Maria Dufau’s Section on Molecular Endocrinology has found that demethylation and histone modifications derepress human LHR gene promoter activity, with dissociation of the inhibitory HDACs/mSin3A complex and DNMT1 associated with Sp1 at the promoter, thus linking DNA methylation and histone modifications to transcriptional activation of LHR expression. The development of azoospermic mice null for the testis-specific RNA helicase (GRTH/Ddx25) revealed the helicase’s function as a critical mRNA binding protein for regulation of translational processes essential for spermatid elongation, insights relevant to male reproduction and fertility. In human breast tumor tissue and cells, the ratio of short (inhibitory) to long (activating) forms of the human prolactin receptor were lower than in normal tissue, providing an index for evaluation of breast cancer. A reduction in the short form’s inhibition of long form activation may be operative in mammary tumors.

Kuo-Ping Huang’s Section on Metabolic Regulation studies synaptic plasticity in neurogranin (Ng) knockout mice that exhibit deficits in learning and memory (L&M) of spatial tasks and long-term potentiation (LTP). Hippocampal Ng concentrations correlate highly with L&M performance, and enriched environments increase hippocampal Ng content, behavioral test performance, and expression of LTP. Ng promotes rises in neuronal free Ca²⁺ that enhance synaptic responses and favor induction of LTP over long-term depression. Ng may regulate neuronal signaling and enhance synaptic plasticity because, at a higher Ng concentration, the formation of Ng/CaM complexes effectively raises [Ca²⁺]_i at any given Ca²⁺ influx. The consequent signal amplification enhances synaptic plasticity as well as L&M.
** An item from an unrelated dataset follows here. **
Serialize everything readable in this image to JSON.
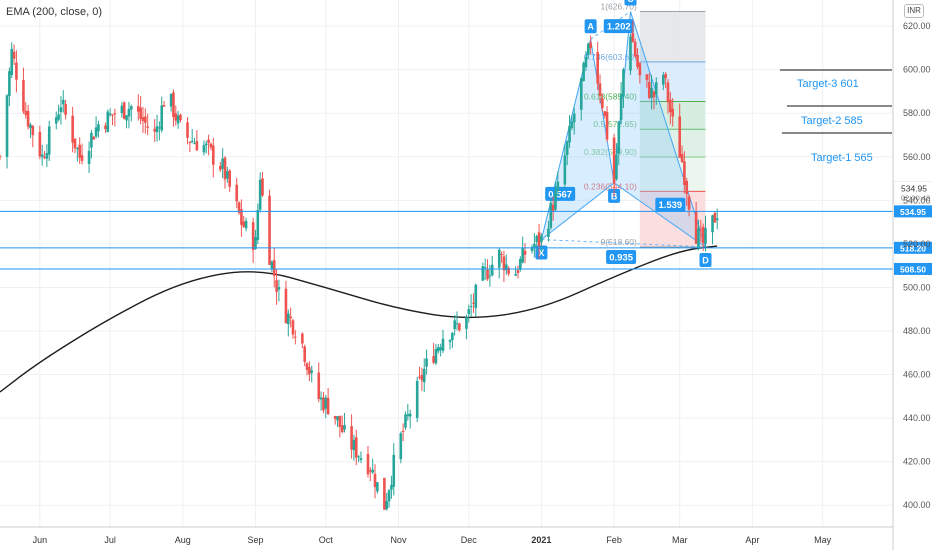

Stanko Stojilkovic’s Section on Cellular Signaling studies the roles of ATP-gated purinergic receptors in the control of pace-making activity and hormone secretion in pituitary cells. The section identified critical residues for ATP binding at the extracellular domain of recombinant purinergic receptors as well as the mechanism of receptor deactivation and desensitization and the pathways involved in degradation of extracellular ATP. The group determined the dependence of guanylyl cyclase activity on intracellular calcium, nitric oxide, and phosphorylation by protein kinase A and of spontaneous electrical activity on cyclic nucleotide–dependent signaling pathways. Studies on calcium signaling by endothelins and growth hormone revealed their relevance in controlling voltage-gated calcium influx and gene expression through autocrine/paracrine mechanisms.

Charles Strott’s Section on Steroid Regulation investigates molecular mechanisms and biologic implications of sulfonation, a fundamental process in the biotransformation of endobiotics as well as of drugs and xenobiotics. Studies on the crystal structure of human cholesterol sulfotransferase (SULT2B1b) in the presence of pregnenolone and PAP provided a rationale for specificity differences between prototypical SULT2A1 and SULT2B1 isoforms. The group analyzed, in the mouse, conservation of the hydroxysteroid sulfotransferase SULT2B1 gene structure, its pre- and postnatal expression, and kinetics isoforms and compared them with prototypical SULT2A. The group studied cholesterol sulfotransferase (SULT2B1b) expression in human skin, epidermal keratinocytes, and platelets.